During lockdown one gets attached to certain things. While unable to leave town for months on end, the sights on my limited range of local hikes became my safety network.

Wouldn’t a ship look nice in that window?

Blossoms and blackbirds, shop displays and creeping cats, the church rubbish bin with a fish symbol painted on it just in case the name and location aren’t identity enough. Footbridges and milk deliveries. The man with two huskies who wears a neon vest asking for space, and always smiles Good Morning when I give it to him. The young guy who strides down to the construction depot at the new housing estate and takes position outside the gates to aim a thermometer at the foreheads of entering labourers. The patched and re-patched bit of pavement which my son always said looks like a guitar, insisting we make suitable sound effects every time we walked over it.

So it shook me to realise a little mainstay of mine, something my gaze sought out while I hustled uphill from town, had disappeared. When did I see it last? What if the window was changed a while ago and I didn’t notice?

Missed Signals

I’m not sure if monotony is better or worse for noticing things. We might notice the slightest change, or we might have started tuning out. Even now that lockdown’s over, I use the same 3.8 mile route most mornings because I don’t have to expend energy on decisions.

Baby Georgie.

We need choices sometimes, though; to confront us into consciousness. A couple of weeks ago, one of our guinea pigs got sick, after 4.5 years with us.

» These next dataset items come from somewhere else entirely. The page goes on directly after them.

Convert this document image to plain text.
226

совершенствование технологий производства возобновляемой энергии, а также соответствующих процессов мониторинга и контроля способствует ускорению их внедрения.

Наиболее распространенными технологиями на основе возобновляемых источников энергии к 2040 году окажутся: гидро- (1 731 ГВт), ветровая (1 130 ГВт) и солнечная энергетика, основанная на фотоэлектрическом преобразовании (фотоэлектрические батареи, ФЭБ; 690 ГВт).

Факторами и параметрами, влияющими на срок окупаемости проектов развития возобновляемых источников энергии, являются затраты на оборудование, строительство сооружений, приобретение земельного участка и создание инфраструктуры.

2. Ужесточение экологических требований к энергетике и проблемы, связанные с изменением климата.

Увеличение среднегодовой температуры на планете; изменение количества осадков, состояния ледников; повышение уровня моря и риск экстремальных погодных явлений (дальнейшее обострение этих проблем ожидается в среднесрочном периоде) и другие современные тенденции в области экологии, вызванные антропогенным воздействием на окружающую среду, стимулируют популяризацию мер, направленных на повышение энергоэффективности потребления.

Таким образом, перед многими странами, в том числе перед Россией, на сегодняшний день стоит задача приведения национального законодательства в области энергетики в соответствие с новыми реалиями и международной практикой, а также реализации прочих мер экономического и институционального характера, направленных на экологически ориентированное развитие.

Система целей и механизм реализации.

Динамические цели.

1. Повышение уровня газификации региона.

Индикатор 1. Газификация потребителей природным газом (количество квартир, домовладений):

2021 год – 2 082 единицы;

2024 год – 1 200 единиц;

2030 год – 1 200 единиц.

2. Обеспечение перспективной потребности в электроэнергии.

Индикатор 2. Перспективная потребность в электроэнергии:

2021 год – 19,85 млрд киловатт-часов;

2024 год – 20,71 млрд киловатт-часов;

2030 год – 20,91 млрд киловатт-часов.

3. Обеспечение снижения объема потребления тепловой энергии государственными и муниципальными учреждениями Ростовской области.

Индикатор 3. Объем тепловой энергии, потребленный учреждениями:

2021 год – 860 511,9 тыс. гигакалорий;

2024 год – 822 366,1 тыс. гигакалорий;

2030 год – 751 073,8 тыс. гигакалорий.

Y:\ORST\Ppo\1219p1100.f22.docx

After multiple attempts to dropper water into him, we took him to the vet, and sadly George died there in the night. Had I noticed his discomfort too late? Should I have put him through the trauma of a vet visit earlier? You can bet we’ve been watching his brother extra carefully. I’m not sure Fred is pleased with the spotlight; he prefers food to affection.

I assume other people struggle as I do to be more present, less dulled by the daily grind. As parents we’ll always be trying to catch up with what we miss, and as writers it can be even harder to notice things, even while we’re the ones who should be super observant.

Taking Roll Call

The thing is, writers have an observing, idea-gathering mode, but also a developing mode. When we notice something that snags our interest, our body moves on but our mind is snared in what ifs, and character-building. While it’s nice to be consumed, to have that momentum, we don’t want to miss too much.

Infinite story possibilities in a rusty ship’s nail

Here’s what I’ve been reminding myself to stop and look out for, even while in the midst of plot problem-solving:

  • Multi-sensory check. Every now and then pause and concoct a quick description for each smell, sound, sight, taste and texture around you.
  • Revel in the wrong. I recently saw a typo in a Missing Person notice, describing a “balding man with a bear and glasses.” This transformed a sober paragraph about a man with facial hair to an imagined adventure with an ursine companion, and my imagination hadn’t had such fun in a long while.
  • All creatures great and small. A ladybird straying across the work desk, snails curled around lavender stalks, their shells listing blissfully sideways, judgmental rooks and feline drama queens. It’s fun to make inferences about all their behaviours.
  • Sift through the remains. Any found object in your travels could tell a story, from a dropped shoe or stuffed animal to a grocery list. A badly repaired square of pavement, allegedly guitar-shaped, brings me happy memories of walks with my son, so truly inspiration can be anywhere.
  • Shameless use of prompts. Every day I try to come up with, for example, a sky description. Or a description of something in relation to the sky. This derives from when I used to use a sentence starter, “The sky today…” and it became habit to look out for the sky and how to portray it.
  • Keep an eye on your people. I have kept up with daily journal scribbles, primarily to leave myself reminders of thoughts and experiences shared with my family. For years I didn’t want to keep a journal, reserving any precious writing time for “real work,” pieces that might be published. Now, I’m so glad I recorded some interactions. These are the last things I’d want to miss.

What have you been noticing lately? Do you have any suggestions on how to keep observational skills sharp and make the most of the moment?